見是兒子回來,自然十分驚喜,沒等母親問,茅盾卻邊進去,邊問母親:「媽,德沚和孩子都睡啦?」

「兩個孩子都睡了,德沚還在福民醫院裡。」茅盾母親一邊關門,一邊說。

「什麼事?」茅盾一怔,他知道夫人即將生產,忙急急地問。

「都是那個姓宋的不好,自己家裡錢那麼多,偏偏要住在這裡,還要德沚腆著大肚子,替他拉蚊帳,自己坐在一邊看,結果德沚跌了一交,小產了,已經送醫院好幾天了。」茅盾母親忿忿然地告訴兒子。「宋」就是宋雲彬,他先於茅盾下山,在給茅盾家裡捎個信後,就躲在茅盾家裡。宋家在與茅盾故鄉烏鎮相距幾十里地的硤石鎮,素有「宋半城」之稱。

「那我去醫院看看她。」茅盾問清德沚病房號碼,乘月色朦朧時直奔福民醫院,看望夫人。

「你什麼時候回來的?」朦朧中驚醒的孔德沚見丈夫突然出現在自己身邊,驚喜不已。

「剛剛到家,媽媽說你小產了,我就趕來。」茅盾用手按著妻子的額角,又關切地問:「現在怎麼樣?」

「好了,就是力氣沒有。」孔德沚臉上露出笑容,回答道。「路上有沒有麻煩?」

停了停,又問。

「還好,我都避開了一些熟人。本來去南昌,路不通,就想翻過廬山去南昌,結果那條路也封鎖了,在山上又突然瀉肚子,躺在山上的旅館裡,不能動,所以能走動,就趕快下來,路上怕熟人見,就繞到無錫過來。」茅盾簡單地把自己和妻子分別後的經歷說了一下。

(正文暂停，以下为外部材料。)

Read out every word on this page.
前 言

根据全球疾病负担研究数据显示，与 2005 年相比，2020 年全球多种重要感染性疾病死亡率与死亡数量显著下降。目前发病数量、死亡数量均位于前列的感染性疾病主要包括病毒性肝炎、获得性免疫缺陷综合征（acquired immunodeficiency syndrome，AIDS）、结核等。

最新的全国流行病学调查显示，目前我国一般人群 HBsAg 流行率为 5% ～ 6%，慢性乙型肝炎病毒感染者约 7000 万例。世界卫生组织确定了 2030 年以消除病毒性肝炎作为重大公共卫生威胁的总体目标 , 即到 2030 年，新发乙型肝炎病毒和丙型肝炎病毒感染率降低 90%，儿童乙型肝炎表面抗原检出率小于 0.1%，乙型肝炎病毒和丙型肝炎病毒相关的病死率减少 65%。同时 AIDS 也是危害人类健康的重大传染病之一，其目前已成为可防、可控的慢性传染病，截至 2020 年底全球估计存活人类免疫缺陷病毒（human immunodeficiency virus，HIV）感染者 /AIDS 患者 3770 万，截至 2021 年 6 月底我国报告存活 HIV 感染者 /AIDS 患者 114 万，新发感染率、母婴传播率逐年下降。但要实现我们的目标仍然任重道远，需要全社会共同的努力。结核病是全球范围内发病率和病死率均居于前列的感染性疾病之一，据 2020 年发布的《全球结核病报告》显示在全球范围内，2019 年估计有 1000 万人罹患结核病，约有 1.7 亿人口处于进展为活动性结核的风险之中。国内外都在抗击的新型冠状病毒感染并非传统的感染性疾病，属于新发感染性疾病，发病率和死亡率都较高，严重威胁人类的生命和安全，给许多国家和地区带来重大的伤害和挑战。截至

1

「聽說南京政府的通緝名單中,有你的名字,所以我每天都提心弔膽。

支部里的人也替你擔心。不少熟人碰見我,就問你在那裡,我對他們說,雁冰去日本了。現在你回來了,如果熟人見了怎麼解釋?「孔德沚躺在床上,把自己的憂慮對茅盾說了。

茅盾聽妻子這麼一說,陷入沉思,現在一時這麼混亂,自己也需要作番調整,而且一旦傳出去,難免不遭國民黨的毒手。因而,他對妻子說:「在武漢我寫了那麼多文章罵蔣介石,通緝也是意料之中。所以,你乾脆仍對外說,我去日本了,我在家裡不出門就是了。」

「也只好這樣了。」德沚苦笑一下,說。孔德沚此時腦海里,著實為茅盾的安全擔憂,也為轟轟烈烈的大革命的失敗而苦惱。其實,早在兩個多月前,南京政府主席胡漢民就簽發通緝令,共有88人被通緝,其中茅盾被列為第58名。這是國民黨的秘密,外界不得而知。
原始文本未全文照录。